John P.A Ioannidis, writing in the August 2005 issue of PLOS, entitled his essay "Why most published research findings are false". If that claim is true, how solid are the foundations of the recently venerablized Evidence Based Medicine"(EBM)? Obviously, not solid at all. He states " It can be proven that most claimed research findings are false" After one rather dense paragraph, he says " ... a research finding is more likely true than false if (1-beta)R >0.05, where 1-beta is the power of the study and R is the ratio of true relationship to no relationships and 0.05 is the typically used alpha( type I error) value. It seems to me that if we knew the ratio of true to no relationships we would have to have had some aprior knowledge of what was true, which we do not.
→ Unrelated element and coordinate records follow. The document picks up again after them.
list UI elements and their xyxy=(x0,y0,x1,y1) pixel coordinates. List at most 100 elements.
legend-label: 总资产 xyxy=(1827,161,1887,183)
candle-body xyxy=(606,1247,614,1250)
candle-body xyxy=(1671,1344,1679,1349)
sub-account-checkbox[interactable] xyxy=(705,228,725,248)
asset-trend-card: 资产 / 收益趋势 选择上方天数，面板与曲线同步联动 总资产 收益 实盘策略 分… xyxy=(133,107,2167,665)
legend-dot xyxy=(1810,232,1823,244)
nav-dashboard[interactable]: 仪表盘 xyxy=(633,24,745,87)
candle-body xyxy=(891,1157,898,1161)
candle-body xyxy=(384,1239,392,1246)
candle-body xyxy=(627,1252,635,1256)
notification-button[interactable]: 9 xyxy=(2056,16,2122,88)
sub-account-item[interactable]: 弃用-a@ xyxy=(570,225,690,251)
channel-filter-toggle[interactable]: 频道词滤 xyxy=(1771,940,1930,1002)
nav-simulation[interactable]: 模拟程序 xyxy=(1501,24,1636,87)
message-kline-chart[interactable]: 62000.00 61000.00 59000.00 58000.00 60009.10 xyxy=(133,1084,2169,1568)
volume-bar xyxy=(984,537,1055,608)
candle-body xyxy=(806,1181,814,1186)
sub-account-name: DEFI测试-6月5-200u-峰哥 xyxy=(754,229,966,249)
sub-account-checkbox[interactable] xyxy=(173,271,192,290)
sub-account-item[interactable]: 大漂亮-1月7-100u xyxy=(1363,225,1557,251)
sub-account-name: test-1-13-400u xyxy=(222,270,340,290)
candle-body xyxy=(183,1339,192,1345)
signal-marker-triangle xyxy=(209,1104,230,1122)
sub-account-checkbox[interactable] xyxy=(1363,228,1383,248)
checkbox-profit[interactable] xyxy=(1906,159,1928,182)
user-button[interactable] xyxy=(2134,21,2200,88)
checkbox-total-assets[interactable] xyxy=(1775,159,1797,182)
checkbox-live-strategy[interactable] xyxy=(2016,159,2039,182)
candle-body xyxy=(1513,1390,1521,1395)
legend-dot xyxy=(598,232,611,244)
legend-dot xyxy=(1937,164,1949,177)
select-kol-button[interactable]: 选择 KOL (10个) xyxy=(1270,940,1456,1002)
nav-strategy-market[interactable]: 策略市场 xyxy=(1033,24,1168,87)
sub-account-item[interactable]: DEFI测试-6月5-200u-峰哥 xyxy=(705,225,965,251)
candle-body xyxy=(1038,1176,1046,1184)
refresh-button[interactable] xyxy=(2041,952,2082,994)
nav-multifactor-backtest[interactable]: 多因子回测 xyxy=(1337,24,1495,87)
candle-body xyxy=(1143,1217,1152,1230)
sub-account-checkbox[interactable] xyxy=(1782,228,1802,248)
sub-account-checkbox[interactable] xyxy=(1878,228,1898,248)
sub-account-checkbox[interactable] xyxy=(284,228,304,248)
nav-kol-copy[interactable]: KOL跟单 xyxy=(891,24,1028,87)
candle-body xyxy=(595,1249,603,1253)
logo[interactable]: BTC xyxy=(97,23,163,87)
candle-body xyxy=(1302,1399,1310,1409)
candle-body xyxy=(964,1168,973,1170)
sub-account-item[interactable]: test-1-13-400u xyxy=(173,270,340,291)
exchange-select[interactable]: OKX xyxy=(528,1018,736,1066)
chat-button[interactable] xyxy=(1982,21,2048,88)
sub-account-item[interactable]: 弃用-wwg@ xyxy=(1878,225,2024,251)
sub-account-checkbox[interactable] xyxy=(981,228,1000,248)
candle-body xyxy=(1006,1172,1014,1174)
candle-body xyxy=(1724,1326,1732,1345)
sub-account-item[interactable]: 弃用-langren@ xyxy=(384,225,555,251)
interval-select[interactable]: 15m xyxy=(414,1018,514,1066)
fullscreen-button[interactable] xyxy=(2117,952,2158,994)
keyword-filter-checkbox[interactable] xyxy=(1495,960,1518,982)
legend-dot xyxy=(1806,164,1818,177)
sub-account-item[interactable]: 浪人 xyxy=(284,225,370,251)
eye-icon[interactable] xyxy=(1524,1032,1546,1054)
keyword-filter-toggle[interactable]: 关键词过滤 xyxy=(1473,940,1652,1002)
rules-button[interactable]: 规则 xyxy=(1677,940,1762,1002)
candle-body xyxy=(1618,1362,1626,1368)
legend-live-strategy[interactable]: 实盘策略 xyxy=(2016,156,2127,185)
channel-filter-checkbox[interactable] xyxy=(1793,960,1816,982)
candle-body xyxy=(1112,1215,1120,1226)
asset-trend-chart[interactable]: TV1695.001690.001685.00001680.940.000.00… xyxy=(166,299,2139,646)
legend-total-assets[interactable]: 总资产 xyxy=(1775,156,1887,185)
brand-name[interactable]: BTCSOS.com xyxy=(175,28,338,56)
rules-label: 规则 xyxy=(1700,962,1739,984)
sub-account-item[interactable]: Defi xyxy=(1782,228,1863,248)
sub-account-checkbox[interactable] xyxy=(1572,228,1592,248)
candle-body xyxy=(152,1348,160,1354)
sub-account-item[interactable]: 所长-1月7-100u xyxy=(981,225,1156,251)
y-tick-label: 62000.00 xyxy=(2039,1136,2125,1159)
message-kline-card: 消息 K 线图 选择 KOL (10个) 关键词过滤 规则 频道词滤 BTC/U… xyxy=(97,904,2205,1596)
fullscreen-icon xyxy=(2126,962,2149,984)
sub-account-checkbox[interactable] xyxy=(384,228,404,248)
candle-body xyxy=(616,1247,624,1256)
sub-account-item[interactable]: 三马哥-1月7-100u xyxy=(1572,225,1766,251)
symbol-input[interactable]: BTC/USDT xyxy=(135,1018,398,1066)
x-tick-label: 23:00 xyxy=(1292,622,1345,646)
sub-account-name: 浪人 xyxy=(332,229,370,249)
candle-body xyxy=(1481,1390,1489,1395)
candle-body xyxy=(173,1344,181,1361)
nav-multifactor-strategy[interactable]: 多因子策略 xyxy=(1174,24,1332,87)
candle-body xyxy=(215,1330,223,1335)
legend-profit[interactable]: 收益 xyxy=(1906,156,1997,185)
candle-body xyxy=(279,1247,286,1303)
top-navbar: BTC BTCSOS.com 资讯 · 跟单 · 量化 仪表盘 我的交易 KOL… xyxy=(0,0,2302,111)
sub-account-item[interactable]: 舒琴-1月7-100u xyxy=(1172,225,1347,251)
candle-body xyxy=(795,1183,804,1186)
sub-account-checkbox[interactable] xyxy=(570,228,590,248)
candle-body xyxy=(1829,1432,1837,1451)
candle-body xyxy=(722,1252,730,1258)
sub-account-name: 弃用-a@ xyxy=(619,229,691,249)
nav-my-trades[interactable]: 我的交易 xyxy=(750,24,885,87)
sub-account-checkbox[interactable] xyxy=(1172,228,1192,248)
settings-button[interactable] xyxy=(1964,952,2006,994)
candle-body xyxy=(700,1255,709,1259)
A letter to the editor by Jonathan Wren of the University of Oklahoma goes down this same counter-argument road when he says that yes, the probability that a research findings is true depends in part on the prior probability of it being true but we do not know that probability, we merely makes guesses or estimates about it.
Ioannidis's thesis cannot be verified ( or falsified) unless we had some independent method of determining if study results were true. An individual study can be falsified-if robust contradictory evidence is adduced- or it can become stronger when attempts at falsification fail but the generalization that most studies are false seems to not be the type of statement readily falsified on empirical grounds, since you cannot ever really prove a given study true. You can sometimes prove one is false but to prove most is a Herculean task particularly given the current increasing pace of new studies being published. Wren evokes a type of Russell Paradox argument saying that if most studies are wrong, what about the studies that Ioanndis marshaled to support his thesis and what does that say about Ioannidis's published study.
My eyes glaze over a more than a little bit when I dive into Ioannidis's theoretical argument but his so called " corollaries " seem to ring true and have been widely discussed in the medical literature. These include various factors that tend to make studies less reliable. For example,
smaller studies are less likely to be true as are studies that target small effects ( eg. RR of 1.05) .
Further, the greater the number and the lesser the selection of tested relationship in a scientific field, the less likely the research findings are to be true.
Ioannidis's paper will not derail medical or scientific research-after all science marched on even after David Hume's critique of induction-but I do welcome efforts that might medical students develop a healthy skepticism about research findings. However, even in that light the letter to the editor by Stephen Paulker also worth reading. For a researcher the issue may well be is the finding more likely than not or even a higher standard of evidence but for the clinical doctor the question is- given the circumstances of the patient- what is the best thing to do. Even if we are not sure of a given therapy's efficacy and even if the probability of it being efficacious is less than .5, offering that treatment may be the best thing to do. I think he is saying that even though there may be many good reasons to be skeptical using the best (realizing it is not perfect or guaranteed) evidence we have is really the best we can do. Often-maybe most of the time- we have to go with the evidence we have- not the evidence we want to have.